Nearly 200 governments from across the world are in Dubai presently, working to thrash out a United Nations sponsored ‘communications treaty’.
Despite the UN saying that moves are not being taken to control the internet, many do fear that the outcome of the talks could lead to just this. Online journalists and those creating SEO content are concerned that their voices will be limited and censorship stepped up.
Google too has spoken out against the talks, saying that they could effectively restrict the internet.
The EU has entered the debate, saying that no action is needed. The US has also said it is alarmed by some of the proposals being discussed.
However, the UN’s International Telecommunications Union (ITU) secretary-general, Dr Hamadoun Toure said:
“There is no need for the ITU to take over the internet governance.”
“The brutal truth is that the internet remains largely [the] rich world’s privilege.
“ITU wants to change that.”
The World Conference on International Telecommunications (WCIT) will hope to achieve this. The body, which looks at regulations for all communications, has over 900 proposed changes to discuss across the fortnight.

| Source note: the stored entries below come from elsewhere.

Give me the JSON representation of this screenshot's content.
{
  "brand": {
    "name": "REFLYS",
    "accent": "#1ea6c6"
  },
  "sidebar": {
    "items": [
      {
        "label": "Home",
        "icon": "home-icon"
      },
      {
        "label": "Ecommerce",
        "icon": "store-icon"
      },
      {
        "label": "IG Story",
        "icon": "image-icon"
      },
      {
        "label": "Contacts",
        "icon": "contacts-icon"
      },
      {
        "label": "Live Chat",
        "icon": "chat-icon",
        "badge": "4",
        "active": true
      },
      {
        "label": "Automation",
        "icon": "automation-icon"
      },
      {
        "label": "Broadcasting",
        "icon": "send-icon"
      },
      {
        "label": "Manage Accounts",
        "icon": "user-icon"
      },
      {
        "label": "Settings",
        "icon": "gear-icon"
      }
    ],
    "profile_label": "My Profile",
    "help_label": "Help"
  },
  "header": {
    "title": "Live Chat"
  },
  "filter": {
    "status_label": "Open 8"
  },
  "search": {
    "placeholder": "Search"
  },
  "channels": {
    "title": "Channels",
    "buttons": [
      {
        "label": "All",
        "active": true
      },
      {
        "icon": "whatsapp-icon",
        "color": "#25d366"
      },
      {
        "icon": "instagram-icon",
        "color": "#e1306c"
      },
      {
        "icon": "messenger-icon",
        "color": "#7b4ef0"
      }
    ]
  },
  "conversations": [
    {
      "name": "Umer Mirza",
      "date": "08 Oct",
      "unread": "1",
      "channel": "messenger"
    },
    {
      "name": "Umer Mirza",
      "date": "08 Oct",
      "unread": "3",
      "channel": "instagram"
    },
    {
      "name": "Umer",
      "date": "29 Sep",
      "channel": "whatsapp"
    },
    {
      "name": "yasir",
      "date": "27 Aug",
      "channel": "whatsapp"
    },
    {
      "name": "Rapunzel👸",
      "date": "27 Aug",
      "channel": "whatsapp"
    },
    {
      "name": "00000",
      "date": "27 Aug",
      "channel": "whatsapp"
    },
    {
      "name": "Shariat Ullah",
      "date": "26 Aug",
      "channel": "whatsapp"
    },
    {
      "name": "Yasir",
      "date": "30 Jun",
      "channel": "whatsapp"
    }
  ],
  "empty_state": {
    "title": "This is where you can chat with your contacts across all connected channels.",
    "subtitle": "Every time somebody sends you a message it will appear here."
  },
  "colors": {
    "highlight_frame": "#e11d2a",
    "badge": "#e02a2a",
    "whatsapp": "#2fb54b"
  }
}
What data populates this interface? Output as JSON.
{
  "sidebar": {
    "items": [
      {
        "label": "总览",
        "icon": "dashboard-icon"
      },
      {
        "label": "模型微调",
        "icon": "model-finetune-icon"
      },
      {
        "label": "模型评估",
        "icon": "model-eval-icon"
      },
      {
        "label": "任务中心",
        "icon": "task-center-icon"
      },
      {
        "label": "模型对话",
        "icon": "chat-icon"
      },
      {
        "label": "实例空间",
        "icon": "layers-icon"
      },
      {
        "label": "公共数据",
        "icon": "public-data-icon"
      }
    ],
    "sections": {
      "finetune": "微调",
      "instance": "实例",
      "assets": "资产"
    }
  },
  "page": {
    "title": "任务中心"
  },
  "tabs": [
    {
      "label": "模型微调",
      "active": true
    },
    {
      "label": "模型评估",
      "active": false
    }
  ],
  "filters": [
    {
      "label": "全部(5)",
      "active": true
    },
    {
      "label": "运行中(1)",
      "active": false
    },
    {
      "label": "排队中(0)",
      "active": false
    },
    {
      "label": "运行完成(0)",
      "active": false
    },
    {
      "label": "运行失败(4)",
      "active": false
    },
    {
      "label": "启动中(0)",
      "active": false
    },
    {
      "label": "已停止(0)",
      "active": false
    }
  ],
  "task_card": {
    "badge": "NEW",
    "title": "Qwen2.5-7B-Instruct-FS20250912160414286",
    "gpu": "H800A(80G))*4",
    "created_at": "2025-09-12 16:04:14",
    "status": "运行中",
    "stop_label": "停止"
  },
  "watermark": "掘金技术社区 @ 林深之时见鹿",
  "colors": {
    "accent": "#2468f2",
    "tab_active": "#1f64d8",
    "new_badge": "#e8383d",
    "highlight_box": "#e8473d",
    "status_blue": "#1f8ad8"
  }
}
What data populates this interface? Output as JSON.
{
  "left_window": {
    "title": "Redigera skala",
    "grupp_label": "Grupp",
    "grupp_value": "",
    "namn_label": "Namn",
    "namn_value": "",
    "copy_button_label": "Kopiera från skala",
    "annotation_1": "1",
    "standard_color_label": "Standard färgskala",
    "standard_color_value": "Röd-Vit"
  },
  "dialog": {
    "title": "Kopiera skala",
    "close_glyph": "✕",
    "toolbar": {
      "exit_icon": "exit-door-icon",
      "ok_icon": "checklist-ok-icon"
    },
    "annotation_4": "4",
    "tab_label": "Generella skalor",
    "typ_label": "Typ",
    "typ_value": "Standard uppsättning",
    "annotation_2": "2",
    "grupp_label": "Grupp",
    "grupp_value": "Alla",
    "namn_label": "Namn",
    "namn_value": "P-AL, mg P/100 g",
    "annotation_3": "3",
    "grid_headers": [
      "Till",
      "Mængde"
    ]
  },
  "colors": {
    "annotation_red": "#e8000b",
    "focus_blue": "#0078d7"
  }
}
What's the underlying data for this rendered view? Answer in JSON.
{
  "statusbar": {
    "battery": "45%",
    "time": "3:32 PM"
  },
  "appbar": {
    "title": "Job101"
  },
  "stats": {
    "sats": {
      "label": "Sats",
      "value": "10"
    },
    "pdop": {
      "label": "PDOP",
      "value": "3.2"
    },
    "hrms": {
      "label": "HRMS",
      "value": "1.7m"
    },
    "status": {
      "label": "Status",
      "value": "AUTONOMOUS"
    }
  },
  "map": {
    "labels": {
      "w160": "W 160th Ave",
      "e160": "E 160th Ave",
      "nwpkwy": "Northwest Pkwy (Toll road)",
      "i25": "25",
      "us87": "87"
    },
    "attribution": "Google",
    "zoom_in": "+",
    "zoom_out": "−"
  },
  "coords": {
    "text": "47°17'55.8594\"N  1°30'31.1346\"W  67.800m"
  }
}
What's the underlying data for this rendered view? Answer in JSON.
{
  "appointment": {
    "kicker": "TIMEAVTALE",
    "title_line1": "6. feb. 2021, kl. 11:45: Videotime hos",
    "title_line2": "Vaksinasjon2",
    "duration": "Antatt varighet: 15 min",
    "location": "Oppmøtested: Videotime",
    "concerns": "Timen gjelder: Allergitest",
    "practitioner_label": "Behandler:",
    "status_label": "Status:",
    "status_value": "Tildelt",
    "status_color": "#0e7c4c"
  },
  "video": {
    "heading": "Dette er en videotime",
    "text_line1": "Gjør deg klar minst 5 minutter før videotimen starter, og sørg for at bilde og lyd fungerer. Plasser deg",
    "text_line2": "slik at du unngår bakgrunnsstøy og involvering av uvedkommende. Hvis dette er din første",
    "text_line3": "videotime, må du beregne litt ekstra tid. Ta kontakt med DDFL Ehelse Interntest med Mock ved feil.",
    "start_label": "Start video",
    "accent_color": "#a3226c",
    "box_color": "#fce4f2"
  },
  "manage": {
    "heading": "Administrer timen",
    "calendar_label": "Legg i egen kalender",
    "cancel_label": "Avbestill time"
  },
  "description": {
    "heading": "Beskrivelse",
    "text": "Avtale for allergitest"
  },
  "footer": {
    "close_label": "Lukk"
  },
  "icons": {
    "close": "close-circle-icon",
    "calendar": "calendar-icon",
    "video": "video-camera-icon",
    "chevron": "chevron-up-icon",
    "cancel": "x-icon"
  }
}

Proposals include blocking spam, reducing mobile roaming costs and prioritising emergency calls.
The delegates have until December 14th to agree on the treaty which, when introduced, will become law. However, the UN admits that compliance will be down to individual countries, with no legislation in place which crosses international borders.
With many influential voices against the treaty too, how effective it will be remains something to watch with interest.